慨嘆の大森林内に拠点をつくり、事前に報告を受けていた人属領の情報を目にして思案する。


「んーむ」


指示にあった3つの人族の街と国。

はたしてどこへ向かうべきか。

途中で追加の指示が来たせいで予定が狂ってしまった。


指示には、受けた指令が3つの場所をかき乱せ、されど被害は軽微にといわれている。


「滅ぼし、蹂躙せずという縛りはストレスが溜まるな」


これでは予定していた全てを順繰り出向いて攻めるというのは難しい。

いずれ歯止めが効かず、止まれる自信がないからだ。

理性が効くであろう1戦目で堪能しなくてはならない。

厳選は重要である。


「どうするか」


そうなると1番の候補地だったガロンド砦には、興味がわかない。

2度の大暴走と魔王軍を退けた実績には垂涎モノではあったのだが、如何せん消耗が激しいようで食指は動かない。

もう少し与力があればと思うだけに残念ではある。


アズガルド学園も悪くはなかった。

立地条件や魔法重視である事を鑑みれば向こうに有利があるのには疑いはない。

人族の才能達が集う場所であるところもそそりはするのだが、戦としての経験の無さと兵としての熟練度の低さを考えるとつまらない消耗戦で終わるだろう。

嫌いではないのだが、結果の見えている戦に魅力は薄い。

出向くほどではない。


そうなると消去法的にシトゥン国というところになる。

初めの印象ではダンジョンに挟まれた所に建国するというセンスには高評価をしつつも、されど新興国。

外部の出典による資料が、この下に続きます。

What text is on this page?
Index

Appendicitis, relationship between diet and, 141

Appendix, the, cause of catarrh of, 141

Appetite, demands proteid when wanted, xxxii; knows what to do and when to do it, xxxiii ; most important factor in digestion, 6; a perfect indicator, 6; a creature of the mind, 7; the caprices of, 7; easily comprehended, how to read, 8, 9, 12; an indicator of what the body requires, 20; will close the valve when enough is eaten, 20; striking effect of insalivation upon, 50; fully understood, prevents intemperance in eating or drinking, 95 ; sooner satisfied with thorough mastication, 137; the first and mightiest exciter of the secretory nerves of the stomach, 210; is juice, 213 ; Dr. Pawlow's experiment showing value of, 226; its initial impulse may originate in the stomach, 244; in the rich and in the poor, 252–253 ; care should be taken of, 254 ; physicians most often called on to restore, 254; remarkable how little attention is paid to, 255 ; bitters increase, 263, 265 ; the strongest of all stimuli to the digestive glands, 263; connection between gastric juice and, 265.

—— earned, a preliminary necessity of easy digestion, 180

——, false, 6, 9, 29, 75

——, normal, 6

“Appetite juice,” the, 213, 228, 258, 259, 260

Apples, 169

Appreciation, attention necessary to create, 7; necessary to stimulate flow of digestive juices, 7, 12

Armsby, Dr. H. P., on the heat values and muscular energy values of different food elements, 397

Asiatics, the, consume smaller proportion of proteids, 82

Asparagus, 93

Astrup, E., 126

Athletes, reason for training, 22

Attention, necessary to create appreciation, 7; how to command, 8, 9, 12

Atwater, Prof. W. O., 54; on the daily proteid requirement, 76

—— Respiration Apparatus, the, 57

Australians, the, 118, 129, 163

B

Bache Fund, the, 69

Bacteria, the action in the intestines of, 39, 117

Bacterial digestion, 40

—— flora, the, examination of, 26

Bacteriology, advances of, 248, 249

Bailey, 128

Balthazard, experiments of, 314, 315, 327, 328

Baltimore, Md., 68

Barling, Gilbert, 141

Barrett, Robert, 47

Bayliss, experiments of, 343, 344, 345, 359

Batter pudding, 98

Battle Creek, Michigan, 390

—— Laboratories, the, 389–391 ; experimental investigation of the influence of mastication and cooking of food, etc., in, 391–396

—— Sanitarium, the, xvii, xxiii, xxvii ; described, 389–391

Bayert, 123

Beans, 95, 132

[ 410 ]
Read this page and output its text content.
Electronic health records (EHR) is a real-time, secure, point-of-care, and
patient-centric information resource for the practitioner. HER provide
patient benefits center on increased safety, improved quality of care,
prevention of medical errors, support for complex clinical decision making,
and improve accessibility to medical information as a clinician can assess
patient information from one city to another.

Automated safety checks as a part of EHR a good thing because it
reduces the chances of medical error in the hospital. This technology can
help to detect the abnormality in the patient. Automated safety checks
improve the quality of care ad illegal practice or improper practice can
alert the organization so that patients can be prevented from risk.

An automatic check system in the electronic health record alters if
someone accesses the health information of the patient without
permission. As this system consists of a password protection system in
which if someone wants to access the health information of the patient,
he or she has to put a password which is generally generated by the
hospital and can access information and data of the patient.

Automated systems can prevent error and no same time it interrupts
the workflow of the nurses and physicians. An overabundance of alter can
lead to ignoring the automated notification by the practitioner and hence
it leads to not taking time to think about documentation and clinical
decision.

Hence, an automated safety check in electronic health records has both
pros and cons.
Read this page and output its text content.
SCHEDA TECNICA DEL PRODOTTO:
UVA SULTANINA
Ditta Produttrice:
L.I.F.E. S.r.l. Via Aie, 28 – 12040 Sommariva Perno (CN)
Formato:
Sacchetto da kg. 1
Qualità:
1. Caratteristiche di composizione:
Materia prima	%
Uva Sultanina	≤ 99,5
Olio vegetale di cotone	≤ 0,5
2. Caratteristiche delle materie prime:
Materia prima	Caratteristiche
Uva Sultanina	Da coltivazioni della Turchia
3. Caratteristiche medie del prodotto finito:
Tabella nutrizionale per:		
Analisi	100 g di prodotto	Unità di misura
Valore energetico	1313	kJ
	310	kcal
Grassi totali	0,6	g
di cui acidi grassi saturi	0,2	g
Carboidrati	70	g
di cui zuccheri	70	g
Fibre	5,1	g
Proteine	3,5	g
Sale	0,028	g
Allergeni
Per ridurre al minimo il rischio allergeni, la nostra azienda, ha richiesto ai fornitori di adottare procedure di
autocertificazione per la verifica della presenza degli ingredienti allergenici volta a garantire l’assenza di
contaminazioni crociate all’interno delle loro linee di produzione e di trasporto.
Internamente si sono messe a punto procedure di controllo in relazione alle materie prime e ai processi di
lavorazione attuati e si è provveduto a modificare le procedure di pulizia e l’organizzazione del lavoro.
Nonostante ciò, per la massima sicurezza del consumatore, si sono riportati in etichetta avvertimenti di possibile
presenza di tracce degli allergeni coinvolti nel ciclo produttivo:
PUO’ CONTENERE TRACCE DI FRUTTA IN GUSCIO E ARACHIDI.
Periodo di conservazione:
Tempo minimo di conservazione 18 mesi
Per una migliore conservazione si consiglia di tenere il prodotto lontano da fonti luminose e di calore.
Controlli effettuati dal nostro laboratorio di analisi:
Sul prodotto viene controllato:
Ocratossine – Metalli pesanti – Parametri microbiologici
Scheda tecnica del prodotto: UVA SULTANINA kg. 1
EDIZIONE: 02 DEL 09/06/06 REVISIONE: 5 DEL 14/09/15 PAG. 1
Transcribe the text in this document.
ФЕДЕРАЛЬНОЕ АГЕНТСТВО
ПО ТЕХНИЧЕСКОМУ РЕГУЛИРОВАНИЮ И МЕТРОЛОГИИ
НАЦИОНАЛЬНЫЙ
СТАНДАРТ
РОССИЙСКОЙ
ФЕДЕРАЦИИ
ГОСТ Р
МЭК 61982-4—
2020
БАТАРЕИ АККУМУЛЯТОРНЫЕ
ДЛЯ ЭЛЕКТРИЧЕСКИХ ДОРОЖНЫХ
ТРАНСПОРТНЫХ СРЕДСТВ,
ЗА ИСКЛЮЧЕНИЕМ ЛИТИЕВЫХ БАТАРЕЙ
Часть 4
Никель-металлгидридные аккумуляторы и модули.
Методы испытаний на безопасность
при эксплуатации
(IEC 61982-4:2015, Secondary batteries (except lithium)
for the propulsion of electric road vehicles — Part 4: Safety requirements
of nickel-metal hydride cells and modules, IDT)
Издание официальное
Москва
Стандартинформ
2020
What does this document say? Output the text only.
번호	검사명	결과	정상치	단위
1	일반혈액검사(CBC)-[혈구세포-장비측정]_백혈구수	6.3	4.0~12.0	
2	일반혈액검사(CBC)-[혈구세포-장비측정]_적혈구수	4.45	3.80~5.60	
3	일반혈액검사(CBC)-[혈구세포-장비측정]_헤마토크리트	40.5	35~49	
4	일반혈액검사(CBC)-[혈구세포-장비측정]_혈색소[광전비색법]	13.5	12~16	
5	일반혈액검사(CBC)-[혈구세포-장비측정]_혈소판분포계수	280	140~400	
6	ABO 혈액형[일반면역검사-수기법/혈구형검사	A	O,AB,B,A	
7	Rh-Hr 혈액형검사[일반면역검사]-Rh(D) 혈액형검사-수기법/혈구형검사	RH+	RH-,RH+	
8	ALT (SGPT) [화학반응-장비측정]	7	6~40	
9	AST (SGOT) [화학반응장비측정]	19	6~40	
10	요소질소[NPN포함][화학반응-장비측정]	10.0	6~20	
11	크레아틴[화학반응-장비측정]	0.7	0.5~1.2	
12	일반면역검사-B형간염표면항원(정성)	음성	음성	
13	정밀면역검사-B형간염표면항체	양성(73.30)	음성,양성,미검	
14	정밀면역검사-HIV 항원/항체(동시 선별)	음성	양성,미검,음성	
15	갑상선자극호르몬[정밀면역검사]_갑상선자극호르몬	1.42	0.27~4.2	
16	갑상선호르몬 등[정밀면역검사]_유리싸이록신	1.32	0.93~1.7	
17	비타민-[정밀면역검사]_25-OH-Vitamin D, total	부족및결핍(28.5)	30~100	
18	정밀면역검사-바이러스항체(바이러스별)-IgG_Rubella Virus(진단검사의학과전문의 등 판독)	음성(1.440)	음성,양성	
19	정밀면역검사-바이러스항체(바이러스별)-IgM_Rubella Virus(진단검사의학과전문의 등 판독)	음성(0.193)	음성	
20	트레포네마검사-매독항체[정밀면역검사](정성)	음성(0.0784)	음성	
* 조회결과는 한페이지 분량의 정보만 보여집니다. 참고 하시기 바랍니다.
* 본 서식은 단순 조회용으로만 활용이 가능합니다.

成長性に期待は出来るが、出向くほどの戦力を有しているだろうか。

良くも悪くも未知数ではある。


そこにかけてみるのも悪くはないのか。


たった一代で建国したにしては規模は大きい。よほどのカリスマがあるのだろう。

こういう国は早熟であるのだが、代を跨ぐたびに劣化していくのが常である。

ならばこそ、今こそが一番脂がのっているときでもある。


攻める所を厳選をしていると、斥候 兼 息抜きに出していたオーガ達が戻ってくる。


「どうだ?」

「はい。最高のご報告があります」


そう言い頭を垂れ報告するオーガの足は負傷していた。

事細かにこれまでの事を報告する。

聞き流していた表情が徐々に変化し気が付けば聞き入っていた。


息抜きのために淫鬼の眷属を追い立て、ついでに行う予定だったシトゥン国の偵察。

そこであった練度の高い獣人の兵達。

それを率いている強者。

裏付ける傷。


その報告を聞いた後は、心はシトゥン国を攻める事しか頭になかった。


「期待させるではないか」


これであるなら、多少は前に出て小突く分には大丈夫だろう。